Following the rollout of its cloudless, edge device-focused voice assistant stack, which comprises wake word, speech-to-text translation, and speech-to-intent capabilities, Picovoice announced a web console that lets you easily create and train your own voice models. Alongside the web console release, the company joined the Arm AI Ecosystem Partner Program, which gives Picovoice deeper access to Arm IP and to chip manufacturers like NXP. Specifically, Picovoice is focused on ARM Cortex-M chip designs, which are extremely low power and can integrate into all manner of IoT devices — but are powerful enough to support its voice assistant without the need for a cloud connection.
The big idea is that OEMs can use the Picovoice web console to whip up voice controls for their devices large and small, for minimal cost. Products with voice assistants on board are hot, and although the likes of smart speakers and smart displays get the bulk of the attention, some level of voice control is possible on all manner of lower-power edge devices, from coffee makers to lights. Amazon in particular has aggressively pushed into this internet of things (IoT) space with household devices like its microwave and lamp, but those are all part of Amazon’s Alexa ecosystem.
Picovoice sees an opportunity to help other companies capture a chunk of that market.
“Over the course of the past few years, we realized that companies are really struggling to build robust voice experiences, because they have to use several tool sets from different companies and glue them together,” said Picovoice business development chief Mehrdad Majzoobi.
He added that training voice models is resource-intensive — even to simply create a wake word — and requires expertise that not all device makers have available, which drove Picovoice to build a tool that removes that need. “Even non-technical stakeholders in companies [like] product managers and UX designers [can] use the tool to build the experience,” he said. Then, after essentially a one-button export, a company’s engineers can handle integrating the voice capabilities into devices.
The resulting voice models are so efficient, he said, that they can run on multiple classes of tiny Cortex-M microcontrollers. Picovoice’s next goal is for its tool to be able to support 1 billion devices.
In a demo, Picovoice showed VentureBeat how easy the web console is to use.
You start with the wake word section: Simply type in the word or phrase you want to use, select the platform (e.g., ARM Cortex-M or x86_64), and click Create Wake Word Draft. Click Submit to train the model, and in a couple of hours (or less) it will be available for download.
Next, you create the “speech-to-intent context,” which is the domain you want to use it for, such as smart lighting — Picovoice has templates for common domains, or you can define your own. Then click Create Context, and you’ll see a list of parameters to adjust, like “turnLight” and “turnOffLight,” state, and location.
It doesn’t take a programmer to figure out how to set all the intents, states, and parameters thereof, but there is a bit of a learning curve. You have to type in some text commands and use characters like the “$” to define them. But you can test your expressions instantly right there in the browser and make sure you’re on the right track, editing or deleting any that don’t work and adding more if need be.
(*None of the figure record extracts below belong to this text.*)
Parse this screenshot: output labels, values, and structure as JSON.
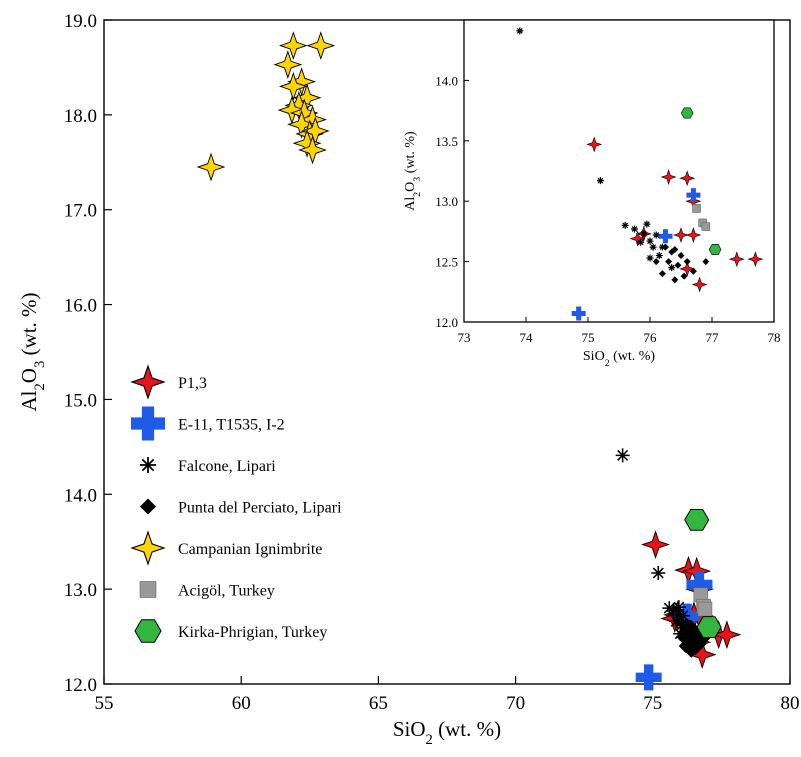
{
  "chart_data": [
    {
      "type": "scatter",
      "title": "",
      "xlabel": {
        "base": "SiO",
        "sub": "2",
        "unit": " (wt. %)"
      },
      "ylabel": {
        "pre": "Al",
        "sub1": "2",
        "mid": "O",
        "sub2": "3",
        "unit": " (wt. %)"
      },
      "xlim": [
        55,
        80
      ],
      "ylim": [
        12.0,
        19.0
      ],
      "xticks": [
        "55",
        "60",
        "65",
        "70",
        "75",
        "80"
      ],
      "yticks": [
        "12.0",
        "13.0",
        "14.0",
        "15.0",
        "16.0",
        "17.0",
        "18.0",
        "19.0"
      ],
      "grid": false,
      "legend_position": "bottom-left",
      "series": [
        {
          "name": "P1,3",
          "marker": "star4",
          "color": "#e8141b",
          "points": [
            [
              75.1,
              13.47
            ],
            [
              76.3,
              13.2
            ],
            [
              76.6,
              13.19
            ],
            [
              76.7,
              13.0
            ],
            [
              75.9,
              12.73
            ],
            [
              76.5,
              12.72
            ],
            [
              76.7,
              12.72
            ],
            [
              75.8,
              12.69
            ],
            [
              76.6,
              12.44
            ],
            [
              77.4,
              12.52
            ],
            [
              77.7,
              12.52
            ],
            [
              76.8,
              12.31
            ]
          ]
        },
        {
          "name": "E-11, T1535, I-2",
          "marker": "cross",
          "color": "#1f5be5",
          "points": [
            [
              76.7,
              13.05
            ],
            [
              76.25,
              12.71
            ],
            [
              74.85,
              12.07
            ]
          ]
        },
        {
          "name": "Falcone, Lipari",
          "marker": "asterisk",
          "color": "#000000",
          "points": [
            [
              73.9,
              14.41
            ],
            [
              75.2,
              13.17
            ],
            [
              75.6,
              12.8
            ],
            [
              75.75,
              12.77
            ],
            [
              75.9,
              12.73
            ],
            [
              75.95,
              12.81
            ],
            [
              76.0,
              12.67
            ],
            [
              75.85,
              12.66
            ],
            [
              76.05,
              12.62
            ],
            [
              76.1,
              12.72
            ],
            [
              76.2,
              12.62
            ],
            [
              76.15,
              12.55
            ],
            [
              76.35,
              12.45
            ],
            [
              76.0,
              12.53
            ]
          ]
        },
        {
          "name": "Punta del Perciato, Lipari",
          "marker": "diamond",
          "color": "#000000",
          "points": [
            [
              76.25,
              12.62
            ],
            [
              76.35,
              12.58
            ],
            [
              76.4,
              12.6
            ],
            [
              76.5,
              12.55
            ],
            [
              76.1,
              12.5
            ],
            [
              76.3,
              12.5
            ],
            [
              76.45,
              12.47
            ],
            [
              76.6,
              12.5
            ],
            [
              76.7,
              12.42
            ],
            [
              76.2,
              12.4
            ],
            [
              76.55,
              12.38
            ],
            [
              76.9,
              12.5
            ],
            [
              76.4,
              12.35
            ]
          ]
        },
        {
          "name": "Campanian Ignimbrite",
          "marker": "star4",
          "color": "#ffd400",
          "points": [
            [
              61.9,
              18.73
            ],
            [
              62.9,
              18.73
            ],
            [
              61.7,
              18.53
            ],
            [
              62.2,
              18.35
            ],
            [
              61.9,
              18.3
            ],
            [
              62.4,
              18.18
            ],
            [
              62.1,
              18.1
            ],
            [
              61.85,
              18.05
            ],
            [
              62.3,
              18.02
            ],
            [
              62.6,
              17.95
            ],
            [
              62.2,
              17.9
            ],
            [
              62.5,
              17.8
            ],
            [
              62.7,
              17.83
            ],
            [
              62.4,
              17.7
            ],
            [
              62.6,
              17.63
            ],
            [
              58.9,
              17.45
            ]
          ]
        },
        {
          "name": "Acigöl, Turkey",
          "marker": "square",
          "color": "#999999",
          "points": [
            [
              76.75,
              12.94
            ],
            [
              76.85,
              12.82
            ],
            [
              76.9,
              12.79
            ]
          ]
        },
        {
          "name": "Kirka-Phrigian, Turkey",
          "marker": "hexagon",
          "color": "#33b540",
          "points": [
            [
              76.6,
              13.73
            ],
            [
              77.05,
              12.6
            ]
          ]
        }
      ]
    },
    {
      "type": "scatter",
      "title": "",
      "xlabel": {
        "base": "SiO",
        "sub": "2",
        "unit": " (wt. %)"
      },
      "ylabel": {
        "pre": "Al",
        "sub1": "2",
        "mid": "O",
        "sub2": "3",
        "unit": " (wt. %)"
      },
      "xlim": [
        73,
        78
      ],
      "ylim": [
        12.0,
        14.5
      ],
      "xticks": [
        "73",
        "74",
        "75",
        "76",
        "77",
        "78"
      ],
      "yticks": [
        "12.0",
        "12.5",
        "13.0",
        "13.5",
        "14.0"
      ],
      "grid": false,
      "series_ref": "same-as-main"
    }
  ],
  "legend_items": [
    {
      "label": "P1,3",
      "marker": "star4",
      "color": "#e8141b"
    },
    {
      "label": "E-11, T1535, I-2",
      "marker": "cross",
      "color": "#1f5be5"
    },
    {
      "label": "Falcone, Lipari",
      "marker": "asterisk",
      "color": "#000000"
    },
    {
      "label": "Punta del Perciato, Lipari",
      "marker": "diamond",
      "color": "#000000"
    },
    {
      "label": "Campanian Ignimbrite",
      "marker": "star4",
      "color": "#ffd400"
    },
    {
      "label": "Acigöl, Turkey",
      "marker": "square",
      "color": "#999999"
    },
    {
      "label": "Kirka-Phrigian, Turkey",
      "marker": "hexagon",
      "color": "#33b540"
    }
  ]
}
When you’re done, you click Train, and in a matter of hours you’ll have your model.
With the console, you can see clearly how Picovoice’s domain-specific approach makes sense. For smart lighting, you don’t need a universe of possible commands, like your phone assistant would. You just need a certain set of lights in a given location to turn on or off when you say a given word or phrase. The Picovoice console appears to make that easy for non-technical people.